False update events from informer after upgrading from 0.22 to 1.2.0 on AKS clusters
Describe the bug
We noticed that after migrating from version 0.22 to 1.2.0 (and also in 1.1.2), we began receiving false update events from the informer event listener. The object hasn't changed in etcd, yet these events appear to occur approximately every 40 minutes.
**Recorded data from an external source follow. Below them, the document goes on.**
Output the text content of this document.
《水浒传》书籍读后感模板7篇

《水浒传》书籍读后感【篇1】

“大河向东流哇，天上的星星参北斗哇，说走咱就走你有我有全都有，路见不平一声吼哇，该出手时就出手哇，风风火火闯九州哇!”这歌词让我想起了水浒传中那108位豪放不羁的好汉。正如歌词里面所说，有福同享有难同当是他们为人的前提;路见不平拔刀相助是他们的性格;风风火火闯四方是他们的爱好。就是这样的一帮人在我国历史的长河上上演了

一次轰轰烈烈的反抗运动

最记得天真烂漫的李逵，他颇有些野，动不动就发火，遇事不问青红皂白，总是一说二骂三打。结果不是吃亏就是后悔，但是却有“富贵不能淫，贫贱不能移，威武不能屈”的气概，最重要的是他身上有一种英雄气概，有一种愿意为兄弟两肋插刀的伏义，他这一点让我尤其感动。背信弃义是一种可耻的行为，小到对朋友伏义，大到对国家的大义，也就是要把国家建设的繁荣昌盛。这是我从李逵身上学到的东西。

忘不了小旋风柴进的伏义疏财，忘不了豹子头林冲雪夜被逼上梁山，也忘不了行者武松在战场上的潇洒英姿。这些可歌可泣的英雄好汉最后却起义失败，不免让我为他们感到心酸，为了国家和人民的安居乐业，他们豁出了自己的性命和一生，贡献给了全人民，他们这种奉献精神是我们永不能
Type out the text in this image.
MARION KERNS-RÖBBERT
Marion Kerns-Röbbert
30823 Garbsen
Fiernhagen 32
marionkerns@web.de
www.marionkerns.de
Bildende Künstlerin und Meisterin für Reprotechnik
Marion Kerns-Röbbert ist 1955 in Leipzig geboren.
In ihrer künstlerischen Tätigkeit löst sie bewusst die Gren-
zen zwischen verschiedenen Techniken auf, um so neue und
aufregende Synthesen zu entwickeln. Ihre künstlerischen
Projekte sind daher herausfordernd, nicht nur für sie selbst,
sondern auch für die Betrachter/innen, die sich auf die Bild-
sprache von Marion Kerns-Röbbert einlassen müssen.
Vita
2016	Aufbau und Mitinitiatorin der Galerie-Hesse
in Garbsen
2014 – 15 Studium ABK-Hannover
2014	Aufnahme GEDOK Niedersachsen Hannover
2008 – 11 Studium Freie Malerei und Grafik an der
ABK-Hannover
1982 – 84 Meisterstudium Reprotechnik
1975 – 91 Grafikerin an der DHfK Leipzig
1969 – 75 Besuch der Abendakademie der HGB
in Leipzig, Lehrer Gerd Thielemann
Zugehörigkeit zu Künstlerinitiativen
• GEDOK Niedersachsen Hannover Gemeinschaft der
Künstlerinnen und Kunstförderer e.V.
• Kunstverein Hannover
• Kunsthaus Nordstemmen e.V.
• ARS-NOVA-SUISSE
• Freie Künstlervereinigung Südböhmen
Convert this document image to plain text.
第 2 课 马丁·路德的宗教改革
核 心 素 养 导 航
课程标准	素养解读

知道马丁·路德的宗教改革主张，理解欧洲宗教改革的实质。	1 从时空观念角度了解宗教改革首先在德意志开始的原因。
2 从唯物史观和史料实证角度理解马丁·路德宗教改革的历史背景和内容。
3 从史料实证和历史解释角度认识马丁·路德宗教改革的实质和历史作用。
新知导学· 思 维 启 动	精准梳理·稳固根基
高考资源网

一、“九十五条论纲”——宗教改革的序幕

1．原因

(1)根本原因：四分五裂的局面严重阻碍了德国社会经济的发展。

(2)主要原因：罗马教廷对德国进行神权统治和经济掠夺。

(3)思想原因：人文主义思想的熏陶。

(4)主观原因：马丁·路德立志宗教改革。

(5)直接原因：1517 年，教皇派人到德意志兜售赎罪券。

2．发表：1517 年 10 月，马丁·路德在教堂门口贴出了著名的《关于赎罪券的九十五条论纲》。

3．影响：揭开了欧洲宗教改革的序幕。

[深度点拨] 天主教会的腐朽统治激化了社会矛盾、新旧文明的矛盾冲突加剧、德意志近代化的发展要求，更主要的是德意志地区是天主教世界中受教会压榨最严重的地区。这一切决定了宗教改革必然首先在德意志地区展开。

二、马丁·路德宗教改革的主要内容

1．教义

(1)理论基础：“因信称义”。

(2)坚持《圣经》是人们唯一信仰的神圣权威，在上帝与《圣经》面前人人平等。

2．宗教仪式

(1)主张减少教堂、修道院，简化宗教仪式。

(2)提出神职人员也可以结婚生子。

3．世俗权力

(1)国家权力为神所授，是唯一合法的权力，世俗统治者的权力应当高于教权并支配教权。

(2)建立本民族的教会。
This behavior did not occur in version 0.22—we verified this through the logs in Datadog.
datadog logs
To further confirm the issue, we ran the following command:
kubectl get githubmembership juanjosevazquezgil-68512dbc-257d-48f1-a53a-055f94b8ab7f -n firestartr-github --show-managed-fields=true -o yaml --output-watch-events=true --watch
During the same time period, no changes to the object were shown.
We're deploying the same version of our service in an Amazon EKS cluster, where this behavior does not occur.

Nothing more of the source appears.